What if your new electric car came with a steel-clad warranty on its lifetime batteries? Your editor’s father would have asked, “Whose lifetime?” but researchers at Dalhousie University suggest that might become a reality.
lIn a paper in the Journal of The Electrochemical Society, “Li[Ni0.5Mn0.3Co0.2]O2 as a Superior Alternative to LiFePO4 for Long-Lived Low Voltage Li-Ion Cells,” Jeff Dahn’s research team explains a different approach to battery longevity. The chemistry is similar to that used in millions of cells, but lowers the amount of carbon to operate at 3.8 Volts rather than 4.2 Volts. These lower output cells, “Have an energy density that exceeds that of the LFP cells and a cycle-life that greatly exceeds that of the LFP cells at 40 °C, 55 °C and 70 °C. Excellent lifetime at high temperature is demonstrated with electrolytes that contain lithium bis(fluorosulfonyl)imide (LiFSI) salt, well beyond those provided by conventional LiPF6 electrolytes.”
NMC532 refers to the ratios of nickel, manganese, and cobalt used in the electrode – 5:3:2. The low level of cobalt is a benefit to cobalt miners, often children in conflict zones, enslaved to produce minerals for richer countries. It also, by its absence, makes batteries less toxic and likely to pollute when disposed of.
This latest paper is an extension of research Dahn’s group has been performing for several years. Papers from 2019 and 2015 show steady progress toward the latest documented outcome – not exactly an overnight sensation, but a creditable accomplishment.
Most of Dalhousie’s findings have been revealed in open access publication, making it possible to examine them in detail. Some, regarding the 2019 paper, suggested the then million-mile duration of the pouch cells under test were “overkill.” Others responded that semi trucks using such cells would be spared replacing their battery packs every few years. Some thought the batteries would be suited to use in autonomous ride-hailing vehicles, which would scurry from one customer to another, racking up significant daily mileage.

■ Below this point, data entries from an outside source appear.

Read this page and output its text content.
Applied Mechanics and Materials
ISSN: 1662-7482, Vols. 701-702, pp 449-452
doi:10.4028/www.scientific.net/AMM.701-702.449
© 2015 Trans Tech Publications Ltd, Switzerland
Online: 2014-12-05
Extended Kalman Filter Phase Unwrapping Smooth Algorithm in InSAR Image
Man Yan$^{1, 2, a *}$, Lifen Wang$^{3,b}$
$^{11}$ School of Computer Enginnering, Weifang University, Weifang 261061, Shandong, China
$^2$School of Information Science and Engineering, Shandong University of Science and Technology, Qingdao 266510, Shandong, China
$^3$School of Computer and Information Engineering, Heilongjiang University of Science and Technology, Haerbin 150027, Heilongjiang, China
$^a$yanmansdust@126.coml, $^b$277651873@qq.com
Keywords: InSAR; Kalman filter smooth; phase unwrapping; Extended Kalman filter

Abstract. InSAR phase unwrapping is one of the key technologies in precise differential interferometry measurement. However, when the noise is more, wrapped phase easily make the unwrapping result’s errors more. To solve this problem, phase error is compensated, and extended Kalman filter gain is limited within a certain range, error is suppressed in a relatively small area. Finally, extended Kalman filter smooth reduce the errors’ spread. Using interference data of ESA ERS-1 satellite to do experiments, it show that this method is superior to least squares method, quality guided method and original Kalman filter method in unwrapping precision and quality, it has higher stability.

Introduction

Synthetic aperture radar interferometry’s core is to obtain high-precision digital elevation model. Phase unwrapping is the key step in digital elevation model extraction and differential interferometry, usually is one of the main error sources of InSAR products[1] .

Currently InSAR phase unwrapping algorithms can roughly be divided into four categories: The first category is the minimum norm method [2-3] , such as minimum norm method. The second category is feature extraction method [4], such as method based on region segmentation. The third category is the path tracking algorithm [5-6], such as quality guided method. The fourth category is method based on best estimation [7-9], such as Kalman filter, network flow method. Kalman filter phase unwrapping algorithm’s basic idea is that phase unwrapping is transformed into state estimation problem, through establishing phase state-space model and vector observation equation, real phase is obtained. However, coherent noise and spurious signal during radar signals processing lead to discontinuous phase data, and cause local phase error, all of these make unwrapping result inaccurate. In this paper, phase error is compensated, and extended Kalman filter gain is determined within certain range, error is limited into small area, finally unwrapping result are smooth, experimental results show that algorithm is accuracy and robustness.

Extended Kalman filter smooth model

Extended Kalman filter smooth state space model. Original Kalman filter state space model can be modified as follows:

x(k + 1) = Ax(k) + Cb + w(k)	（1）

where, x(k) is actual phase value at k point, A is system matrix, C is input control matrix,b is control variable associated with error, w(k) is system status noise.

Since 2015, Dalhousie has collaborated with Elon Musk’s Tesla to develop better, longer-lived batteries. Even then, as GreenCarCongress.com reports, “Dahn references the development of the nickel-manganese-cobalt (NMC) positive electrode material as the most notable success of the partnership.”Currently, Dahn and associates are working on improving the performance of NMC 532. Several vendors offer electrodes and material for producing electrodes of NMC532.
In a study of NMC positive electrode materials, Dahn’s tests discovered some important relationships between different levels of N, M, and C in battery makeup and their ability to withstand temperature variations. “Thermal characteristics of Li-ion cells are one of the most significant aspects for safer battery design. Accelerating rate calorimetry (ARC) is used to characterize the reactions between charged electrodes and electrolytes at elevated temperatures. ARC tests are conducted under adiabatic conditions which allow the self-heating rate of tested samples to be strictly a function of the intrinsic heat generating reactions.
The computer tracks the self-heating rate of tested samples by heating up the jacket to maintain the same temperature between the sample and the jacket. Figure 1(a) shows the instrument used for ARC tests and 1(b) shows the typical self-heating rate vs. temperature curve including a simple illustration about the data. Figure 2 shows ARC results for reactions between some popular positive electrodes and traditional electrolyte (1M LiPF6 in EC/EMC 3/7).”
Tesla and Dalhousie Patents
As noted above, Dalhousie University and Tesla have worked together for the last seven years, a research agreement between the two signed in June, 2015. The partnership has been renewed until at least 2026, and two new research associates brought on board, Chongyin Yang and Michael Metzger. Yang has 12 years experience in “materials and devices for energy conversion and storage” and has led research on aqueous high energy lithium cells. Dr. Metzger studied the lifetime and aging of batteries with BASF and BMW.
Dahn and his two assistant chairs should be able to continue work with Tesla, work which has already yielded six battery-related patents for Tesla and Dalhousie. Dahn’s output has been prodigious, his teams authoring over 600 academic papers and Dahn has filed over 40 patents since 1988. Tesla has begun production of NMC cells, but the relationship between what they have on the production line and the outcomes of Dalhousie research are unclear at this time.
With battery lifetimes beyond the expected life of any vehicles in which they might be used, one can imagine Tesla Powerwalls or other energy storage applications for cells which will last into the next century. Such longevity will have effects on mining and extraction operations, as well as recycling. In the meantime, Dahn’s and Dalhousie’s research on less expensive, longer lasting EV batteries will be welcome in the automotive and possibly aeronautical worlds.